Graphic of a woman’s ponytail silhouette with text that says “You’re so quiet, what are you thinking about?” and “Me:” showing beach-themed items inside her head like sunglasses, a sun, iced coffee, flip flops, a beach bag, sunscreen, and lip gloss.

Honestly, it can wait a little longer. My uterus has waited twenty years. A few more months isn’t going to hurt anything. My babies won’t be babies forever. Beach days are waiting, sunshine, laughter, memories I don’t get to pause and come back to later.

So for now, I’m choosing that. I’m choosing to be present, to show up, to make the memories, and to be the sun goddess that I am.
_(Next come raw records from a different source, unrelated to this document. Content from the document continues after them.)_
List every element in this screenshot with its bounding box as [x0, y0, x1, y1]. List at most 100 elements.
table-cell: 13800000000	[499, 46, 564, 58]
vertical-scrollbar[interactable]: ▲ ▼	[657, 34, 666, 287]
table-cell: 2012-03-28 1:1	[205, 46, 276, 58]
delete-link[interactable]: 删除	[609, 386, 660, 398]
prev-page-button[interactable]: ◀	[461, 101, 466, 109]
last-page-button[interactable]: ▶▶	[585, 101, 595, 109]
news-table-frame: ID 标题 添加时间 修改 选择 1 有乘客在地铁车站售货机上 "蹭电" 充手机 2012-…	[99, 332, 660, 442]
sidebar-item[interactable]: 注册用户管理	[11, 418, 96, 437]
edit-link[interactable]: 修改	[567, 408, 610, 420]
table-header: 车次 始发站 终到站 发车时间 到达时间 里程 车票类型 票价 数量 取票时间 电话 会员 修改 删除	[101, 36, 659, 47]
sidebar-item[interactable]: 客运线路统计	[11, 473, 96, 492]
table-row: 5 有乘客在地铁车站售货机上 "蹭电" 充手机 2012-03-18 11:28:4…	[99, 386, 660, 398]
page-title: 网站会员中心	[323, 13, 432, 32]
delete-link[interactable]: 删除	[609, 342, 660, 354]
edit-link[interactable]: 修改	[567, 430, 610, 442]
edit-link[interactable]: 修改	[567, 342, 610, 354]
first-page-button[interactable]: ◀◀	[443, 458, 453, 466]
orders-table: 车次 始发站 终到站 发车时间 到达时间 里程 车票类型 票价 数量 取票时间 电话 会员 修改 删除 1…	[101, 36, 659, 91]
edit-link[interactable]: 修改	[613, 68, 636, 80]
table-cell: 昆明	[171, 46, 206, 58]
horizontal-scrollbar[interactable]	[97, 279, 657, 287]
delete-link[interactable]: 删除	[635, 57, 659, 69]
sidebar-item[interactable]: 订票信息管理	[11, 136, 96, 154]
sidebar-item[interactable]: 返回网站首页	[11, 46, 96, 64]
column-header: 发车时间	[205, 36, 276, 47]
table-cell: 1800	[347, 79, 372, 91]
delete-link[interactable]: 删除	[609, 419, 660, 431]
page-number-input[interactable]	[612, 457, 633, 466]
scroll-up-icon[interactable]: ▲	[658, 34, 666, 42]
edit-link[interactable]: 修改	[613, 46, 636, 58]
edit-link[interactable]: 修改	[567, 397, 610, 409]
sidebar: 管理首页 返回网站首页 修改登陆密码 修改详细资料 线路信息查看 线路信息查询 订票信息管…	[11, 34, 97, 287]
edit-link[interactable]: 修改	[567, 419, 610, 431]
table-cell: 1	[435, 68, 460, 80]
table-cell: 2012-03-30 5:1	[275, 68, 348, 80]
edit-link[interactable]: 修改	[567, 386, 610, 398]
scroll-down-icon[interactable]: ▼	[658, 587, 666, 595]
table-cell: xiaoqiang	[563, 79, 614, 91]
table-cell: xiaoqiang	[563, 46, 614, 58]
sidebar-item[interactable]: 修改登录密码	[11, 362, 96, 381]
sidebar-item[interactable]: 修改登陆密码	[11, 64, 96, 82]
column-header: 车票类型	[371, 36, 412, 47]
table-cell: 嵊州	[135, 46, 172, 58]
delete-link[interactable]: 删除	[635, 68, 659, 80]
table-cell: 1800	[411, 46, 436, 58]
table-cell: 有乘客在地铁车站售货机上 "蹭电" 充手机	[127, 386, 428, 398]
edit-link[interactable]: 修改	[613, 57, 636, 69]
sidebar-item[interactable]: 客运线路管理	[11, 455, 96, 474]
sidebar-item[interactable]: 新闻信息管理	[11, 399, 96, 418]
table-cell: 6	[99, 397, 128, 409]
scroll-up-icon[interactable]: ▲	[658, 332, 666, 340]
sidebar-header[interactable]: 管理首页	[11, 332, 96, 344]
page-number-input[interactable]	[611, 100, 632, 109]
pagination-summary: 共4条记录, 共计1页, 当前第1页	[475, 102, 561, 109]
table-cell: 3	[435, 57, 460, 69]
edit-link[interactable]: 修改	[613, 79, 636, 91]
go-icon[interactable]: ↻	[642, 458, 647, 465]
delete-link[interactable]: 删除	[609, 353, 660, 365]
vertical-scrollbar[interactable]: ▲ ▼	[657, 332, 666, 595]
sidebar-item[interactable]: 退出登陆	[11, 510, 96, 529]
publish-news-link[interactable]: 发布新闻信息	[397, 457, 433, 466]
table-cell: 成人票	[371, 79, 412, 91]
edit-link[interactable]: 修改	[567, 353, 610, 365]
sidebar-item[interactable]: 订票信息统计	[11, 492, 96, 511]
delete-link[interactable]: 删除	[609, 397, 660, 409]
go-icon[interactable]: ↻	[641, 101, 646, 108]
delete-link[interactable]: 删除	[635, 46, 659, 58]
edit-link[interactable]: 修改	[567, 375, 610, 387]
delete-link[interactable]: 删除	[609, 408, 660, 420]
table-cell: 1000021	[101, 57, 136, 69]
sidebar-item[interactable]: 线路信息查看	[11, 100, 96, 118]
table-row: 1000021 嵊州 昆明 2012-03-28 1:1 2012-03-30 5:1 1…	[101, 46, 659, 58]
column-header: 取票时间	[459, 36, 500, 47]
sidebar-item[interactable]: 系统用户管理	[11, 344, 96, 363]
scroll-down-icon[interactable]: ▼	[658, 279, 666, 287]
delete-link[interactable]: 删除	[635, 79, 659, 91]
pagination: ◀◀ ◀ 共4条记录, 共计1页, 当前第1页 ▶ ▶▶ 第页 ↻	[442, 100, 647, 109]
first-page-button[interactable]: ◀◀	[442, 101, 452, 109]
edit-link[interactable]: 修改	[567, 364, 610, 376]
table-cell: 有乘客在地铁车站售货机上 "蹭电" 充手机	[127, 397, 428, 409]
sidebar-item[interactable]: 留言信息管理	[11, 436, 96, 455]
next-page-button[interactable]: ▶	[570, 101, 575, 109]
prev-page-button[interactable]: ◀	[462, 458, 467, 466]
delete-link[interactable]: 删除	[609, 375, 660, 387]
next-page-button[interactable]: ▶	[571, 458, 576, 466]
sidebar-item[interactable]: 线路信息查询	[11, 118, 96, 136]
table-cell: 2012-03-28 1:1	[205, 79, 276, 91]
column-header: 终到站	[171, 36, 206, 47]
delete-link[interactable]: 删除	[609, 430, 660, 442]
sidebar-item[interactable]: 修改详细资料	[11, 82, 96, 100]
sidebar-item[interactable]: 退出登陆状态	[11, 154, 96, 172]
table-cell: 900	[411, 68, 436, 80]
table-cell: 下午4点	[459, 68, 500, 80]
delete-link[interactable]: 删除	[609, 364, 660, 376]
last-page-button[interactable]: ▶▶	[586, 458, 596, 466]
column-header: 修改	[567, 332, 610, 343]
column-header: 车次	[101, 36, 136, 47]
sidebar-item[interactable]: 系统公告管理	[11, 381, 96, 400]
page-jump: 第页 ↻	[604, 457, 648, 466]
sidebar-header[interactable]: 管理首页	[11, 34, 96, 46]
And maybe part of that is choosing grace, too, even when it’s hard, even when the experience didn’t feel good, reminding myself to say, “God, please forgive us for our wrongdoings and sins, in the same way that we choose to forgive the people who have hurt or wronged us.” Not because everything felt right, but because I don’t want to carry that weight with me longer than I have to. I can acknowledge what didn’t sit right, advocate for myself, and still choose to release what isn’t mine to hold, even in rooms that don’t always feel like they were made for me. “Sometimes strength isn’t staying. It’s knowing when to get what you need and walk away, because I came for answers, not discomfort, and I’ll take what I need and leave the rest.”